When he received a phone call to return this year to play Thomas Edison it became a no brainer, especially when he had the opportunity to work with Endrizzi again. He said the amount of detail that she brings to every moment is great.
“It’s exciting to inhabit this man that I have admired for so long,” Corris said. “Playing a person that ultimately existed and learning so much about their history and what made them tick . . . it’s incredible.”
The other actors in the play include Robert Summers as Henry Ford, Galloway Stevens as President Harding and Aaron Jackson as Secret Service Agent Sterling.
As part of Corris’ research, he began doing tours at the Thomas Edison Birthplace Museum in Milan, Ohio.
“I started connecting with people at the Thomas Edison Birthplace Museum and learned so much about Thomas Edison,” Corris said. “I got to be friends with some of Edison’s descendants that are still in the area.”
One of the interesting facts about Edison that Corris shared was he only had three months of formal schooling before his teacher told his mother that he would not amount to anything. Corris said his mother, who had been a teacher, took over his education.
“He became widely read,” Corris said of Edison. “He could read in several languages. He got up in the morning and he would read not just technical, but he could also read and reflect on literature and poetry.”
He said he finds it fascinating that Edison saw a need for invention and then was able to come up with all of the steps leading to that invention.

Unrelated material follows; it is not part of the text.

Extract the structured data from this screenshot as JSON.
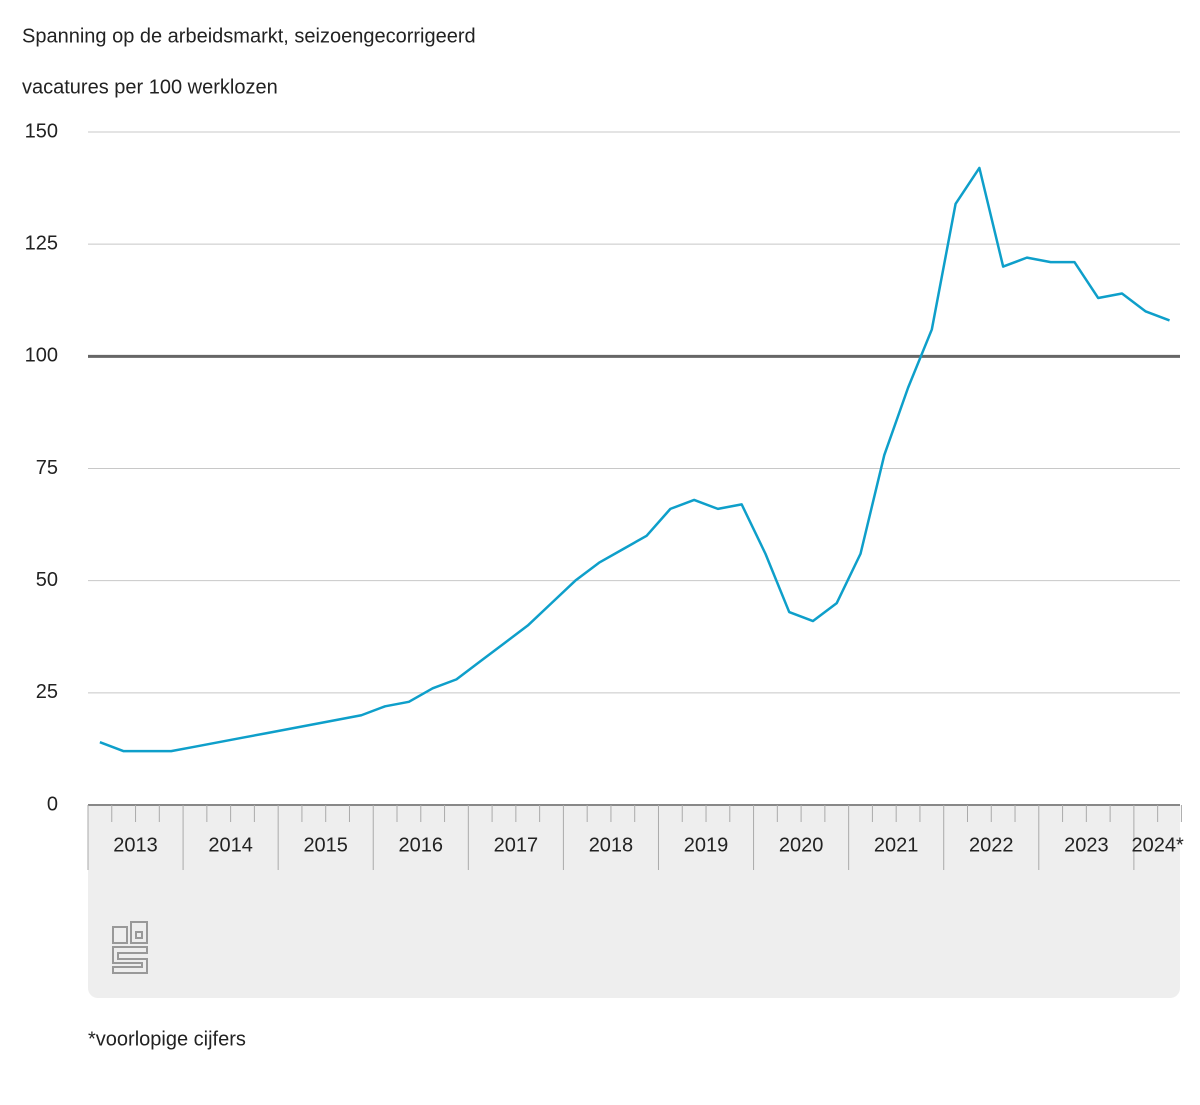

“He didn’t invent the lightbulb by himself. He had teams of people coming up with thousands of different ways to make it,” Corris said.
Copies of a book that was put together by a conservation writer, John Burroughs, who took camping trips with Henry Ford, Thomas Edison and Harvey Firestone, will be on display during the performances. Corris said the Thomas Edison Birthplace Museum allowed him to scan the book, so he could bring it to Sanibel with him.
“I have that piece of history with me and I want to make it available for people to see,” he said of the 1916 camping trip.
Corris began acting in college after leaving the Catholic seminary and spotting “these talented, smart, funny women.” When his three children were born, he became an academic teacher in the Ohio prison system, which he retired from three years ago. Throughout those years he continued acting and directing when the time made its presence.
Corris said he did many performances at a professional dinner theater in Akron, Ohio.
“My first show after retirement I got to play my daughter’s father in a play about the Hollywood Blacklist,” he said. “I’m still hoping that two out of my three are in the business – I am hoping that three of us get on stage.”
The process is what has kept Corris excited about acting over the years.
“The research, discovering things in the script that our great writers have researched and put into the script. Making all of these discoveries by ourselves, so we can embody the people that we are playing,” he said he thoroughly enjoys.
Last year Corris was in three major plays, as well as did several stage readings and interactive events. The interactive event revolved around groups of people, both children and adults, who reenacted the life of the underground railroad.